Dancing with text

During a discussion on this year’s Spring Forward Festival, in preparation for our ‘Critical Issues’ session, the following question came up: “Have we reached the limit of what we can say with dance?” The question was referring to the multitude of Aerowaves pieces in which text played a leading role. The issue posed was that dance artists were, instead of using movement, resorting to language to carry their work. An explanation would be that they had lost trust in the extent to which dance could communicate their message, possibly because what they wanted to say was too dense, too political, or too complex. A rather depressing thought, don’t you think?

On the contrary, I found that text in this year’s Aerowaves pieces was used in highly imaginative and boundary-pushing ways. Take Chiara Bersani’s piece, Seeking Unicorns. Bersani’s performance is accompanied by a sheet of paper, adorned with prose. The text starts as a short, biographical story and deviates into beautifully phrased reflections on desire and suspense. She ends with the words “I will wait for you here.” and signs off: a gesture that works well in parallel with the seductive pose she assumes, her hair long and loose, at the centre of the room. It is as if the text lies in tension with the performance and hereby opens up another avenue of interpretation.

In her lecture-performance-style work, The pure gold is seeping out of me, Renata Piotrowska-Auffret uses language to refer to a different point in time and space, allowing her audience to travel. Mid-way through her speech from behind a pedestal, she states “I was in the studio, doing this” and proceeds to demonstrate her movement research. Although literal, she uses the text to frame the performance, and then disrupts the established frame with dance. The text and the movement constitute two sides of her experimentation with form.

New Creation by Filipe Pereira and Teresa Silva starts with a clever dissection of a sentence. The two performers hurry across the stage with projection screens, catching words that are thrown at them by the beamer. Their conversation is dependent not only on the phrases, but also their capacity to reach them in time. Their movement is instrumental in making the words visible. The function of the words is not only to provide the conceptual underpinning of the piece, but also the rhythm and patterns of movement. The display of text becomes a physical act, and the words are used like building blocks.

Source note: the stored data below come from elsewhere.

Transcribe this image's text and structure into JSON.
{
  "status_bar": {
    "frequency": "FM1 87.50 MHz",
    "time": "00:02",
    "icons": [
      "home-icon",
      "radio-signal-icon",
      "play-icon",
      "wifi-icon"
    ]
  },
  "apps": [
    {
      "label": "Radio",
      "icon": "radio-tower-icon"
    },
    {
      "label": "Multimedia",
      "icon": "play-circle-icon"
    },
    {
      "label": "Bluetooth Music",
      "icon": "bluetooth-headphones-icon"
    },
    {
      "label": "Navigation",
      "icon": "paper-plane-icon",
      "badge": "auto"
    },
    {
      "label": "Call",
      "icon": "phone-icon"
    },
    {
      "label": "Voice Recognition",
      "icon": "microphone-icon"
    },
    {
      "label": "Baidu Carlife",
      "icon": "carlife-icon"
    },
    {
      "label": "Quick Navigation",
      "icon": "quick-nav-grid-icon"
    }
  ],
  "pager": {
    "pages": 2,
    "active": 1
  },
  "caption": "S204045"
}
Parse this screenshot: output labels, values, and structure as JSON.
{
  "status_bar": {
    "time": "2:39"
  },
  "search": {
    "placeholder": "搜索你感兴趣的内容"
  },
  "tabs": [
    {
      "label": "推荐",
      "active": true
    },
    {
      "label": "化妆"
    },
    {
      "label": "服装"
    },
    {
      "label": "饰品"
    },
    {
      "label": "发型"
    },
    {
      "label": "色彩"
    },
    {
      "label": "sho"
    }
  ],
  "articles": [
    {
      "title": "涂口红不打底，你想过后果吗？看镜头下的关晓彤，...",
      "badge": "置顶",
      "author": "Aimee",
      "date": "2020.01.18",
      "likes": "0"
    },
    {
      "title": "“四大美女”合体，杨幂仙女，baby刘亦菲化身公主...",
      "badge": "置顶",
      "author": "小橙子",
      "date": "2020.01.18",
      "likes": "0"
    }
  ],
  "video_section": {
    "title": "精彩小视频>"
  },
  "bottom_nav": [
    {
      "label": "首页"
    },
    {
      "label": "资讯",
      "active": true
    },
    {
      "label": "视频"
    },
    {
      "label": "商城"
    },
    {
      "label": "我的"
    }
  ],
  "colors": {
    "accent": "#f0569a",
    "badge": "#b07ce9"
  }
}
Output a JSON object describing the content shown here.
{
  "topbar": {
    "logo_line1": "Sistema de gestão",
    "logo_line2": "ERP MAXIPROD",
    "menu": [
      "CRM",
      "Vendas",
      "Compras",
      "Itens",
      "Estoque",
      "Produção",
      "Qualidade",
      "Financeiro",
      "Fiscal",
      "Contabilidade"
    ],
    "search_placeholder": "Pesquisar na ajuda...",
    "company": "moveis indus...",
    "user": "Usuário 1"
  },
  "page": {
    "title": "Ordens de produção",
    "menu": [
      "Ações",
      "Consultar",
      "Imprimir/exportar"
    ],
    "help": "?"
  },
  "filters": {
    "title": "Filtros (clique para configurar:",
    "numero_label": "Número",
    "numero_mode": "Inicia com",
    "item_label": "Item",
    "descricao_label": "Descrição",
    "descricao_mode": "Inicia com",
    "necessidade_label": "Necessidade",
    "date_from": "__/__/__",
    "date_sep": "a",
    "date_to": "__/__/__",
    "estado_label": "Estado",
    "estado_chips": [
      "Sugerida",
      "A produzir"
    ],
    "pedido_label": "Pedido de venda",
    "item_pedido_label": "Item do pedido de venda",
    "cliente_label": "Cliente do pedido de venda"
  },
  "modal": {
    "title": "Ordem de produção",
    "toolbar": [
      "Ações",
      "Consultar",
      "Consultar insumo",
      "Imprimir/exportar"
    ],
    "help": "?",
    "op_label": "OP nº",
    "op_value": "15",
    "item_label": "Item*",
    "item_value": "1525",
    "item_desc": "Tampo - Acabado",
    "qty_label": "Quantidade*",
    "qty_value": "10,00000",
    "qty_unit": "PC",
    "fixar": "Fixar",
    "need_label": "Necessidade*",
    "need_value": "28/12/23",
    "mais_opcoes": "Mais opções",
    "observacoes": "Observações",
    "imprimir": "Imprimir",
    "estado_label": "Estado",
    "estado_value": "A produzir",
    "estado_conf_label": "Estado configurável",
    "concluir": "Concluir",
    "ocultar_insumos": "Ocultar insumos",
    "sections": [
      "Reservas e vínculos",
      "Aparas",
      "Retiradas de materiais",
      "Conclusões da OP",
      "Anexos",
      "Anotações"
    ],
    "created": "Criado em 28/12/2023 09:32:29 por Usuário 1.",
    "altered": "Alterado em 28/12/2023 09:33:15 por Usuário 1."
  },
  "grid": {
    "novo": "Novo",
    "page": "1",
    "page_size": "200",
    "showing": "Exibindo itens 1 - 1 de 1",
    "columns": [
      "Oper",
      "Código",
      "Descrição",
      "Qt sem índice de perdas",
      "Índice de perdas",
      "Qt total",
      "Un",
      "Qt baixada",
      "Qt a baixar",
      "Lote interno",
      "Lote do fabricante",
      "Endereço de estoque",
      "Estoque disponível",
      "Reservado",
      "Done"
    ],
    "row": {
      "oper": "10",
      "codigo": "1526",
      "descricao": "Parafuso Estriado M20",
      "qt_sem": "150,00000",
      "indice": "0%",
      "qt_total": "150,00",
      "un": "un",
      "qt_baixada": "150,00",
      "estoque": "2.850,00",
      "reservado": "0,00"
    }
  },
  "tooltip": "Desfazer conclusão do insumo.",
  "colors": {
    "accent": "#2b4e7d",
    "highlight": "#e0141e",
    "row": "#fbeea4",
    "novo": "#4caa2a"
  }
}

So – all is not lost! The use of text in performance, from the standpoint of dance, is proving to be an exciting new crossover. Dancers are not using text like actors or theatre-makers, who traditionally memorise an entire script before even setting foot on stage. Nor are they assimilating the practice of poets, who in live poetry readings are more concerned with the language itself than its delivery. Rather, they are making decisions that originate in a body practice, and the result is sparking exciting new discoveries. It is not that dance, as a medium, falls short, but rather that it has ever more to offer.